Israel recalls negotiators after reaching ‘dead end’ in Qatar talks
Israeli authorities recalled their team of negotiators from Qatar after reaching a “dead end” in talks to release hostages held by Hamas in Gaza, according to a statement released by Prime Minister Benjamin Netanyahu’s office.
The talks in the Gulf nation had led to a tenuous truce between Hamas and Israel that lasted seven days before collapsing on Friday morning.
In the statement, Israel blamed Hamas for failing to “fulfill its part of the agreement, which included the return of all women and children held hostage.”
The negotiators were from Israel’s Mossad intelligence service and the statement said it was the head of the agency, David Barnea, who recalled the team.
As the diplomatic process stood at an impasse, Hamas pushed to begin discussing the release of men – possibly on a different set of terms, according to the source. Israel rejected that idea, insisting that it was imperative that all women be released first.
Hamas in a statement held Israel and the United States responsible for ending the dialogue. The militant group said Israel refused its offers to exchange prisoners and hand over the bodies of hostages it said had died during the bombardment of Gaza.
Saleh Al-Arouri, deputy head of Hamas’ political bureau, confirmed to Al Jazeera TV on Saturday that negotiations had ended, adding there would be no more hostages released until there is a ceasefire.
The remaining hostages still being held by Hamas are current or former soldiers, Al-Arouri said, adding that adult males will be subject to different standards by Hamas.
“We said from day one that the price for releasing Zionist prisoners is the liberation of all our prisoners, after the ceasefire,” Al-Arouri said.
Qatari and American mediators are still working to find a way to bring back a temporary stop in the fighting, Vice President Kamala Harris told reporters on Saturday after speaking with the Emir of Qatar on the sidelines of the COP28 climate summit in Dubai.
“Our work is ongoing to support some ability to reopen the pause and to have a deal going forward where there will be a pause so that we can get hostages out and get aid in,” Harris said at a news conference.
Harris also said that while the US supports Israel’s “legitimate military objectives” in Gaza, the civilian suffering inside the enclave has been too high.
“As Israel defends itself, it matters how,” she said. “Too many innocent Palestinians have been killed. Frankly, the scale of civilian suffering, and the images and videos coming from Gaza are devastating.”
Israeli offensive resumes
The Israel Defense Forces said it carried out more than 400 strikes in the first 24 hours of renewed fighting that began Friday morning, targeting both Hamas and Islamic Jihad, another militant group in Gaza.
The Hamas-run Ministry of Health in Gaza said Saturday that most of the victims were women and children, and dozens are feared dead after the apparent bombardment of a multi-story concrete building in the Jabalya refugee camp.
Among the victims was Dr.

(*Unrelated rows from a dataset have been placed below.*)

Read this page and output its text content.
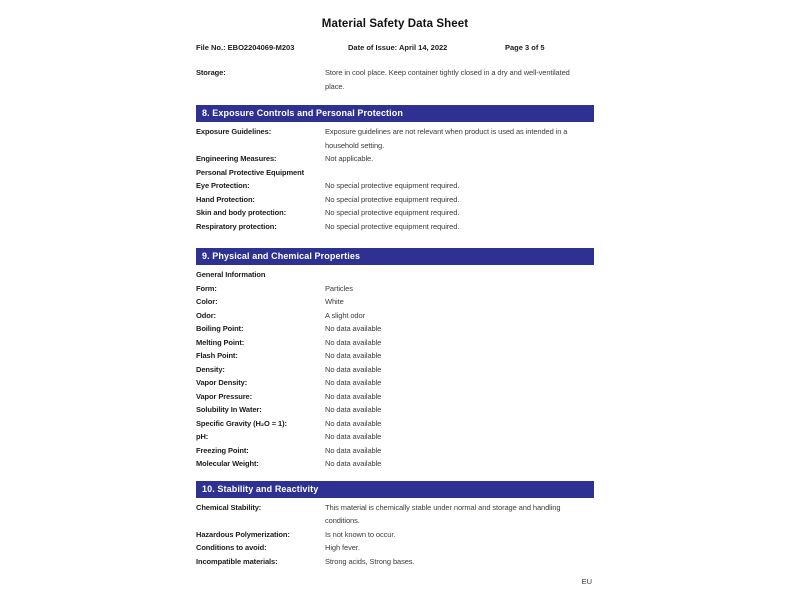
Material Safety Data Sheet
File No.: EBO2204069-M203	Date of Issue: April 14, 2022	Page 3 of 5
Storage:	Store in cool place. Keep container tightly closed in a dry and well-ventilated place.
8. Exposure Controls and Personal Protection
Exposure Guidelines:	Exposure guidelines are not relevant when product is used as intended in a household setting.
Engineering Measures:	Not applicable.
Personal Protective Equipment
Eye Protection:	No special protective equipment required.
Hand Protection:	No special protective equipment required.
Skin and body protection:	No special protective equipment required.
Respiratory protection:	No special protective equipment required.
9. Physical and Chemical Properties
General Information
Form:	Particles
Color:	White
Odor:	A slight odor
Boiling Point:	No data available
Melting Point:	No data available
Flash Point:	No data available
Density:	No data available
Vapor Density:	No data available
Vapor Pressure:	No data available
Solubility In Water:	No data available
Specific Gravity (H₂O = 1):	No data available
pH:	No data available
Freezing Point:	No data available
Molecular Weight:	No data available
10. Stability and Reactivity
Chemical Stability:	This material is chemically stable under normal and storage and handling conditions.
Hazardous Polymerization:	Is not known to occur.
Conditions to avoid:	High fever.
Incompatible materials:	Strong acids, Strong bases.
EU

Sufyan Tayeh, a prominent Palestinian scientist and the president of the Islamic University of Gaza, according to a statement by the Palestinian Ministry of Higher Education and Scientific Research. He was killed alongside his family, the statement said.
Al-Qassam Brigades, the military wing of Hamas, said in a statement late Saturday that it had launched a barrage of rockets from northern Gaza toward Tel Aviv.
The group claimed the attack was in response to what it called “Zionist massacres against civilians.”
Despite the resumption of hostilities, the two sides on Friday continued to negotiate in Qatar through mediators to pause the fighting in exchange for the release of more hostages, sources said.
However, negotiators began expressing concern before Friday’s collapse that Hamas may no longer be holding enough women and children to get Israel to continue pauses in fighting.
Israel had agreed to extend the truce daily for every 10 hostages Hamas released. It released three Palestinian prisoners in exchange for every hostage.
The Israel Defense Forces said Friday that there are 136 hostages still being held in Gaza, including 17 women and children. It is unclear how many of those are being held by Hamas as opposed to other militant groups that operate in the territory.
Israeli and US officials believe that Hamas continues to hold hostage a number of women in their twenties and thirties, many of them kidnapped from the Nova music festival. Hamas has insisted that some of the remaining women they were holding hostage were considered a part of the IDF, which Israel denies.